The corrective lies in strict enforcement of the principle of accountability at all levels and in simplifying procedures. Endless enquiries allow the wicked to consolidate their gains; a specified time span for investigation and prosecution of corruption cases is essential.

The Supreme Court in the Vineet Narain case had advocated the need for an impartial prosecution agency on the lines of the Director of Prosecution in the United Kingdom.

To restore and enhance public confidence in the investigation agency, its work in corruption cases should be immunized from political considerations.

Fourth, at the political level, it is not sufficient to endorse ritualistically the advice given by sages on the need for righteousness. The bar of integrity has to be raised higher and defaults dealt with greater rigour.

Agreeing with the charge of a general decline in moral and ethical standards in public life, the Ethics Committee of the Rajya Sabha recommended in 1998 that: ‘Members of Parliament have not only to represent the society but have also to lead it. Therefore, they have to function as role models’. A decade later, this lead has not been provided.

The question, in reality, goes beyond the individual legislator and relates to the functioning of the political system, the money flows to political parties and individuals, the funding of elections, the phenomenon of ‘vote buying’, and the practices through which private and corporate interests extract illicit gains from the system in its totality.

The matter eventually relates to the legitimacy of the political system. This, in a democratic state, must be judged by its citizens and renewed on a continuous basis. Periodic elections are the normal way of doing it. If however the system begins to feast on itself, then external correctives become unavoidable.

Fifth, we must look at countering corruption beyond the framework of law enforcement, and promote the participation of individuals and groups outside the public sector. Civil society, NGOs and community based organisations must be harnessed in raising the awareness about this ‘enemy within’ and in fighting it.

The Right to Information Act, public interest litigation and some steps taken by the Central Vigilance Commission have helped the process considerably. So has the use of information technology and e-governance.
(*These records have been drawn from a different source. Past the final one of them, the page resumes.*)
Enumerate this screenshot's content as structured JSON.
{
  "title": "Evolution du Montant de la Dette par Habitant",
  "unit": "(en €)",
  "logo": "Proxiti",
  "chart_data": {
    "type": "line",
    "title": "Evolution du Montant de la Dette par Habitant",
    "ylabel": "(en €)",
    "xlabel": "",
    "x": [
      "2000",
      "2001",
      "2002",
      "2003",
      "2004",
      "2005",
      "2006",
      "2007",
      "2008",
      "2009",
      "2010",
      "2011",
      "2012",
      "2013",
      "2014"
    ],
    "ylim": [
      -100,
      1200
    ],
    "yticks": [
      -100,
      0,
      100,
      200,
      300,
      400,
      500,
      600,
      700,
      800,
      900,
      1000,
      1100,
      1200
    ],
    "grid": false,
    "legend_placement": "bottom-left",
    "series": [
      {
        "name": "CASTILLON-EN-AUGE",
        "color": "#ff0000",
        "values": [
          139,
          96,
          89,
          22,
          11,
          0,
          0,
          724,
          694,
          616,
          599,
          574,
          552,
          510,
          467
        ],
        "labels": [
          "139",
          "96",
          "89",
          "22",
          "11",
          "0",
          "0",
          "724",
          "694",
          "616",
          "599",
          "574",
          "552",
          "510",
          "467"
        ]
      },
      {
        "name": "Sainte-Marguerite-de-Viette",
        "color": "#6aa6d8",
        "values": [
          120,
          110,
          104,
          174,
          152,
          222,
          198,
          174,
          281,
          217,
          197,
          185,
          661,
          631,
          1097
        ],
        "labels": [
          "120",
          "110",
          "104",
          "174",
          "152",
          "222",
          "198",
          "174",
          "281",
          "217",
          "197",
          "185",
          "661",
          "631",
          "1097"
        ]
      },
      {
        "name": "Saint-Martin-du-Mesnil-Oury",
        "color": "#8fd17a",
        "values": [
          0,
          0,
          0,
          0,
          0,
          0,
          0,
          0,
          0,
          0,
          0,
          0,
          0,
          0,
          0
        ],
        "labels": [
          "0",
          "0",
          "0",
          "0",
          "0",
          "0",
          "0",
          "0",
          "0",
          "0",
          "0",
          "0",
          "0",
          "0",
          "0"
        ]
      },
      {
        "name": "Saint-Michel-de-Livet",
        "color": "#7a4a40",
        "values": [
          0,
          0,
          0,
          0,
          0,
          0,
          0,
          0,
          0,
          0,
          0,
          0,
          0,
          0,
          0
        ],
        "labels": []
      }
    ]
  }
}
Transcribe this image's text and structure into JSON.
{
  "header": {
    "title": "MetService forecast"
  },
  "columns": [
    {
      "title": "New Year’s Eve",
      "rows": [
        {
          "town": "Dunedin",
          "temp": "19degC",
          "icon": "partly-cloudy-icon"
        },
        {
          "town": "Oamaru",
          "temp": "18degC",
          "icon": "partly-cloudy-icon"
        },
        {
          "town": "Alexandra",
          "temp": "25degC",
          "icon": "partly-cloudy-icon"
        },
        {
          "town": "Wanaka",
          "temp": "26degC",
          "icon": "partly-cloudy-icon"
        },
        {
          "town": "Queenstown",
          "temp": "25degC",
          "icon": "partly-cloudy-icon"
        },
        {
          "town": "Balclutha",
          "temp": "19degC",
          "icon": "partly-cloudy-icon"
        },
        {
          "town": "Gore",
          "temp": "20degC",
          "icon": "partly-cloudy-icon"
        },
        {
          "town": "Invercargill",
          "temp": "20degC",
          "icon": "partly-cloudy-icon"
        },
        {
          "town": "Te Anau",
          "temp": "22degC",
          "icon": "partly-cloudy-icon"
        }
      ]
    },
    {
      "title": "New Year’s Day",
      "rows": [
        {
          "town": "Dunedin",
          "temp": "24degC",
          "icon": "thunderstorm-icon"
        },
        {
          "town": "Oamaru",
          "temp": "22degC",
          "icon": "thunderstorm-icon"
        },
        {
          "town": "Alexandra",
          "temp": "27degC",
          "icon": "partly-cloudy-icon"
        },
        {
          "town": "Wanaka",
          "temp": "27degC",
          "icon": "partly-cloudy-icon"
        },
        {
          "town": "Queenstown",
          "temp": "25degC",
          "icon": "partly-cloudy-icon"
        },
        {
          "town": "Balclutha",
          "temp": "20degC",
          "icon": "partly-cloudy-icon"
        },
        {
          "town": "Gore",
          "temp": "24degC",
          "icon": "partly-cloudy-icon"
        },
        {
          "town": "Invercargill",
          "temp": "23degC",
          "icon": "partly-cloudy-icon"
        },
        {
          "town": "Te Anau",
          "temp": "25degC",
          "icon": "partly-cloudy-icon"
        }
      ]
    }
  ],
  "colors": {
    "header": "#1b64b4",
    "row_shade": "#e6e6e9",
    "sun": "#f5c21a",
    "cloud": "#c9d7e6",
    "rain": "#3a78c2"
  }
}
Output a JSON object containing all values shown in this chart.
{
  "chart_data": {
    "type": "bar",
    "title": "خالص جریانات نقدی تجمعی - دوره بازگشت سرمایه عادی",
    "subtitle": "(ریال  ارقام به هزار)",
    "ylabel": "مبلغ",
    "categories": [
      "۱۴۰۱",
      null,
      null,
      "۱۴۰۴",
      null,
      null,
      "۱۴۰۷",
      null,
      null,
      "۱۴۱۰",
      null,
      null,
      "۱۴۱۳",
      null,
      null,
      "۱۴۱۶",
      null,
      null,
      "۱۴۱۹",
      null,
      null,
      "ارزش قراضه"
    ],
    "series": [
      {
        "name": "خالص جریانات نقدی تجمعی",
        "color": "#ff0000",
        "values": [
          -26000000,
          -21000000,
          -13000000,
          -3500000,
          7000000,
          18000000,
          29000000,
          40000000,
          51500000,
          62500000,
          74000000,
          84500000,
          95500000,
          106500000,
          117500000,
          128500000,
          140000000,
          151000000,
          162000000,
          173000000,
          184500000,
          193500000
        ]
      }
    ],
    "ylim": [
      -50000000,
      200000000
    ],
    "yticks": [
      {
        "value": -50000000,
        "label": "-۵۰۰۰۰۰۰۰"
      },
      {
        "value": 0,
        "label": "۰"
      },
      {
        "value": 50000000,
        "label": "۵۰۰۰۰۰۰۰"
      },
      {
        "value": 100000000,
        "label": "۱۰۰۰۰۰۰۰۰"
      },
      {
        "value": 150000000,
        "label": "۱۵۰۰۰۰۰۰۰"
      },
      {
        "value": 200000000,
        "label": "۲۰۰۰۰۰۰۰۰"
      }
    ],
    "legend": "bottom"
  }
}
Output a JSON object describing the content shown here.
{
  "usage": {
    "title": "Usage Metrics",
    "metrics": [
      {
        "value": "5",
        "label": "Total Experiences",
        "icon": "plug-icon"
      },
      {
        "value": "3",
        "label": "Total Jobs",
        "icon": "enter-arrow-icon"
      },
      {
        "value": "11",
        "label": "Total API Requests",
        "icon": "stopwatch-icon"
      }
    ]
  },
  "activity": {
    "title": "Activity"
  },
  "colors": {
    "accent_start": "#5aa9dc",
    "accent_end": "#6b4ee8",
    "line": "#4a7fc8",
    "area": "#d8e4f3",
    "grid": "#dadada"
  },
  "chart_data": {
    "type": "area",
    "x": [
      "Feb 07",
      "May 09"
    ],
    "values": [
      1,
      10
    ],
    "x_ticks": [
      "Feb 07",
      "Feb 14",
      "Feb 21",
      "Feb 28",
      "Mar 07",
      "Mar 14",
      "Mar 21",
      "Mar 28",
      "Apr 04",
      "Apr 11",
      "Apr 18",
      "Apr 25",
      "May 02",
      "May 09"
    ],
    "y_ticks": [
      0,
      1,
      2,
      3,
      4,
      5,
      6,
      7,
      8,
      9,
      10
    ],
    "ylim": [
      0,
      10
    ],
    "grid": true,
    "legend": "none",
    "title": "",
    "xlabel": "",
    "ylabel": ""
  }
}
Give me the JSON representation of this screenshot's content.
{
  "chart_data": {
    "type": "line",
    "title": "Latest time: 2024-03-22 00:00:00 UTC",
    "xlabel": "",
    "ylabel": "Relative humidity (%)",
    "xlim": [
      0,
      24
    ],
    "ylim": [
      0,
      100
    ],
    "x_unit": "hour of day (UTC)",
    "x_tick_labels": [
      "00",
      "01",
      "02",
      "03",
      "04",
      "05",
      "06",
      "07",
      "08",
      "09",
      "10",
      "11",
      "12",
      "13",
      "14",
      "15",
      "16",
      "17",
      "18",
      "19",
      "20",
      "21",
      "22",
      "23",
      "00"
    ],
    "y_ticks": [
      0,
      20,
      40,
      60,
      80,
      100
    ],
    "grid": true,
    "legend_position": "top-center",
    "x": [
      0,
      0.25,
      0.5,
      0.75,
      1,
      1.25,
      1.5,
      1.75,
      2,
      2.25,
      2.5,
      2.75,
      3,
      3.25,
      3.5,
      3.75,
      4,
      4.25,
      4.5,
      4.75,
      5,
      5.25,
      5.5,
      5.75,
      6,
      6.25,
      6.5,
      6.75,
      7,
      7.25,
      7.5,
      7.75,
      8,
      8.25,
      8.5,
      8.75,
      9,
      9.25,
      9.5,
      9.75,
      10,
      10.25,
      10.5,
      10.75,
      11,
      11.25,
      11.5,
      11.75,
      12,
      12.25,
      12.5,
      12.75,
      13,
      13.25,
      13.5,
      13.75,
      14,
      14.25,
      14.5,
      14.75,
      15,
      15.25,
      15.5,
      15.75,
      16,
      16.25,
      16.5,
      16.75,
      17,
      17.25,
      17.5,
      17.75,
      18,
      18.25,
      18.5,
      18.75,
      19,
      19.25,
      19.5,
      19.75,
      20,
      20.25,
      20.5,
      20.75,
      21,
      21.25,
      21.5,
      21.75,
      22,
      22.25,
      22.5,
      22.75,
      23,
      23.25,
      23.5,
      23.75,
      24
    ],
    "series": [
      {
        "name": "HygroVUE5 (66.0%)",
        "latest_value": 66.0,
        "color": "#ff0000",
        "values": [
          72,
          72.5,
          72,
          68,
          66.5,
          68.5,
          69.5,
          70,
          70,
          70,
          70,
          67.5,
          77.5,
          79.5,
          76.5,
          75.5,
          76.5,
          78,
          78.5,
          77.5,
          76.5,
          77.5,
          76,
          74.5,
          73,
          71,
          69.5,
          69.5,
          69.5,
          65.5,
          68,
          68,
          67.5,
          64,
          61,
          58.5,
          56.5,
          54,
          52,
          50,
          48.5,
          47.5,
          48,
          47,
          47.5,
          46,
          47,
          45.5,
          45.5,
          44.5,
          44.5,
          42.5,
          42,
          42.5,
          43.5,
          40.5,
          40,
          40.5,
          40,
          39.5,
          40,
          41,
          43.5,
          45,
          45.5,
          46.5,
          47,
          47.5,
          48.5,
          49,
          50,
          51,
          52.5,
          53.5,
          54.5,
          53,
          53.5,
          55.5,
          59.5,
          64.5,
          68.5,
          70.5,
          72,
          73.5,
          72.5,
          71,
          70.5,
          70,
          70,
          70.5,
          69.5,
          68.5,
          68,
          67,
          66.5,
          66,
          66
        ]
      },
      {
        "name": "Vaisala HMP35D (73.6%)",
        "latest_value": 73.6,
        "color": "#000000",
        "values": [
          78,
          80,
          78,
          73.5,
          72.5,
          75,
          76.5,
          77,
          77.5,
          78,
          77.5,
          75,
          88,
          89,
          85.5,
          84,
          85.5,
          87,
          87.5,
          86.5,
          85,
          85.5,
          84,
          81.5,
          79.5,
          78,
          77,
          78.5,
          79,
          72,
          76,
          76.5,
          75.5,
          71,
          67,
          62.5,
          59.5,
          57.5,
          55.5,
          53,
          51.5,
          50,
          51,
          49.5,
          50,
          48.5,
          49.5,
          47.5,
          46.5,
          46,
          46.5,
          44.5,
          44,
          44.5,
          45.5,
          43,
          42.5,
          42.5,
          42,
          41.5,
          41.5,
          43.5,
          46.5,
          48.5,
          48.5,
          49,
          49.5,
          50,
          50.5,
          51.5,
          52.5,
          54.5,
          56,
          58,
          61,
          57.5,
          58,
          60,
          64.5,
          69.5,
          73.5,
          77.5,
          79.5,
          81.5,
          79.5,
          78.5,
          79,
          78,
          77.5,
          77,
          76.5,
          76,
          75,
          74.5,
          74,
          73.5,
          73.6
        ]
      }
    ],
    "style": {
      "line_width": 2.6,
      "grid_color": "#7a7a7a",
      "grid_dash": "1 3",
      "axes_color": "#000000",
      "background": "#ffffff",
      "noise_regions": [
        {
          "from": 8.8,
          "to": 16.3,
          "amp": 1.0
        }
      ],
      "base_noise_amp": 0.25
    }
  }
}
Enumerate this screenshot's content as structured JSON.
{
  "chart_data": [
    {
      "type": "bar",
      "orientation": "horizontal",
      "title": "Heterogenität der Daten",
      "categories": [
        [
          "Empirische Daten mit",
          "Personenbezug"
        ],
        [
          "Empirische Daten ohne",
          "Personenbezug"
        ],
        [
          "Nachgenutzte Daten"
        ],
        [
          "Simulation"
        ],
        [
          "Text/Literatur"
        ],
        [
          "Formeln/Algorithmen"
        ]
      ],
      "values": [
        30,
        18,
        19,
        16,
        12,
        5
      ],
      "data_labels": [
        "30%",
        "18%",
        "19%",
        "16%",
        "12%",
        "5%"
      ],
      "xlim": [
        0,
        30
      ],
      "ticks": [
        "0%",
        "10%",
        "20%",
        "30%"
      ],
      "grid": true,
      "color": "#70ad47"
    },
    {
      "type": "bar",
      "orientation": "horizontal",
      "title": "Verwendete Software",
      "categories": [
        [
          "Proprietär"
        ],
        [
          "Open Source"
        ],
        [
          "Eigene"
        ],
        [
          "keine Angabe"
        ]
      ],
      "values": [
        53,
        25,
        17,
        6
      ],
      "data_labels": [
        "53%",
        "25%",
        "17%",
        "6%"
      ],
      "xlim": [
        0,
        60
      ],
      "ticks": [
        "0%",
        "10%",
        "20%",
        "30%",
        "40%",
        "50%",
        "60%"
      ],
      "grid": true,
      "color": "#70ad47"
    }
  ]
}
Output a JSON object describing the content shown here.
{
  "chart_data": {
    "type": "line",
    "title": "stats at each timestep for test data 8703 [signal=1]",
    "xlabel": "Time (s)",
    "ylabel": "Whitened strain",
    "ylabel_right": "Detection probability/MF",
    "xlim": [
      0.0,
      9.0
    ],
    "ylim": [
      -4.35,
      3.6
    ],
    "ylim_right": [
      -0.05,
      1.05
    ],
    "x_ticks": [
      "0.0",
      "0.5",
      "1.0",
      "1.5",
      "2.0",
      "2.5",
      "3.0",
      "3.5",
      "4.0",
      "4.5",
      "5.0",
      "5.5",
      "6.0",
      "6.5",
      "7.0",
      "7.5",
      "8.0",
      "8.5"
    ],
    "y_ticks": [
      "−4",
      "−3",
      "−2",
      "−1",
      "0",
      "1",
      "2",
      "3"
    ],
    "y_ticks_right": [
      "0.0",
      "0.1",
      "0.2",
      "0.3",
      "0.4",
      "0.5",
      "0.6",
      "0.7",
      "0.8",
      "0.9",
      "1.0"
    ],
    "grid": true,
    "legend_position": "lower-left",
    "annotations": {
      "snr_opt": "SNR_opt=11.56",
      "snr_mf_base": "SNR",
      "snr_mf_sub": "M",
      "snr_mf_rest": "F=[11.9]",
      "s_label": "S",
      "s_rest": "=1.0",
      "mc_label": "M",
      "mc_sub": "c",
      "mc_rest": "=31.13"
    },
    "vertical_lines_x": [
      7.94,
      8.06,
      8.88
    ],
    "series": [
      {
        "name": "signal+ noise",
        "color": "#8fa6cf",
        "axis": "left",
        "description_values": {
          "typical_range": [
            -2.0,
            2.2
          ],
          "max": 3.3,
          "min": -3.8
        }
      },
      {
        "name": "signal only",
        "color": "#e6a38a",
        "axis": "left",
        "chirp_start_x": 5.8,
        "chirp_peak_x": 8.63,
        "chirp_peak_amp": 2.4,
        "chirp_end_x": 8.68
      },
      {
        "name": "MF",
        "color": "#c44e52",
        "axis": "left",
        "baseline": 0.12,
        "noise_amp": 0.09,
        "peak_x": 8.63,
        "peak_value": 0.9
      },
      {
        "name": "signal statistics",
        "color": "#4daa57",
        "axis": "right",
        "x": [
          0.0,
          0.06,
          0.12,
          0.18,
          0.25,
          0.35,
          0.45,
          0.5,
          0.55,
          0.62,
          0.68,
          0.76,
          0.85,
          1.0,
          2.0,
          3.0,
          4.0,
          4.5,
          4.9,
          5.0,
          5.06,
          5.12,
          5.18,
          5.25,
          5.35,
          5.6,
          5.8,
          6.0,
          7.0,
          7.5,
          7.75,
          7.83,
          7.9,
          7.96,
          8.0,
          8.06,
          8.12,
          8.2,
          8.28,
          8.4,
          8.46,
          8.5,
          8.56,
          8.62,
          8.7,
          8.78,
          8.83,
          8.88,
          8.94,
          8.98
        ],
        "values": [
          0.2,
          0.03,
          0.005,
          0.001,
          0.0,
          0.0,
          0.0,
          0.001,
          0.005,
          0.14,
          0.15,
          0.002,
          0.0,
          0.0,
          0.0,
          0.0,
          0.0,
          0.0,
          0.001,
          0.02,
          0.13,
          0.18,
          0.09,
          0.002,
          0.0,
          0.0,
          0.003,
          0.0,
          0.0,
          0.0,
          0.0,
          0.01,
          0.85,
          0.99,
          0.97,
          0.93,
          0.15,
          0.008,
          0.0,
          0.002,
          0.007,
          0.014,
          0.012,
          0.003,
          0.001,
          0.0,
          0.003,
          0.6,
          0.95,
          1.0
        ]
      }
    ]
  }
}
Some correctives suggested by the Fourth Report of the Administrative Reform Commission, headed by Shri Verappa Moily, appear promising.

Sixth, in the matter of crime detection and prevention, the quest for best practices need not stop at national borders. In today’s world, corruption has emerged as a global phenomenon and it is important that all countries support international cooperation in the fight against corruption.

The work undertaken by the UNDP on human development and governance and the Anti-Corruption Toolkit developed by the UN Office on Drugs and Crimes proved useful in applying correctives. India has signed the United Nations Convention against Corruption in December 2005. We are yet to ratify this Convention and must do so at the earliest.

Seventh, as a society and polity, we need to encourage more inclusive and universal affiliations based on commitment to pluralism and secularism, rule of law and constitutionalism. Broadening the base of civic and public participation would build a stake for discouraging nepotism and other corrupt practices.

V

Friends

In the final analysis, national institutions for governance and for fighting crimes against it sustain their legitimacy by responding meaningfully to the public’s desire for clear, effective, and transparent governance. To do so, and in addition to their professional skills, they have to adhere to the Gandhian model of a moral character and hold aloft the banner of a principled approach.

Failure to do so in adequate measure would corrode public confidence, breed cynicism and would be altogether harmful to the Republic and its democratic principles.

This is the challenge that a premier institution like the CBI has to address. I am confident that it has the will, the resources and the leadership to do it.

I wish the Bureau all success in its work and thank the Director for inviting me today.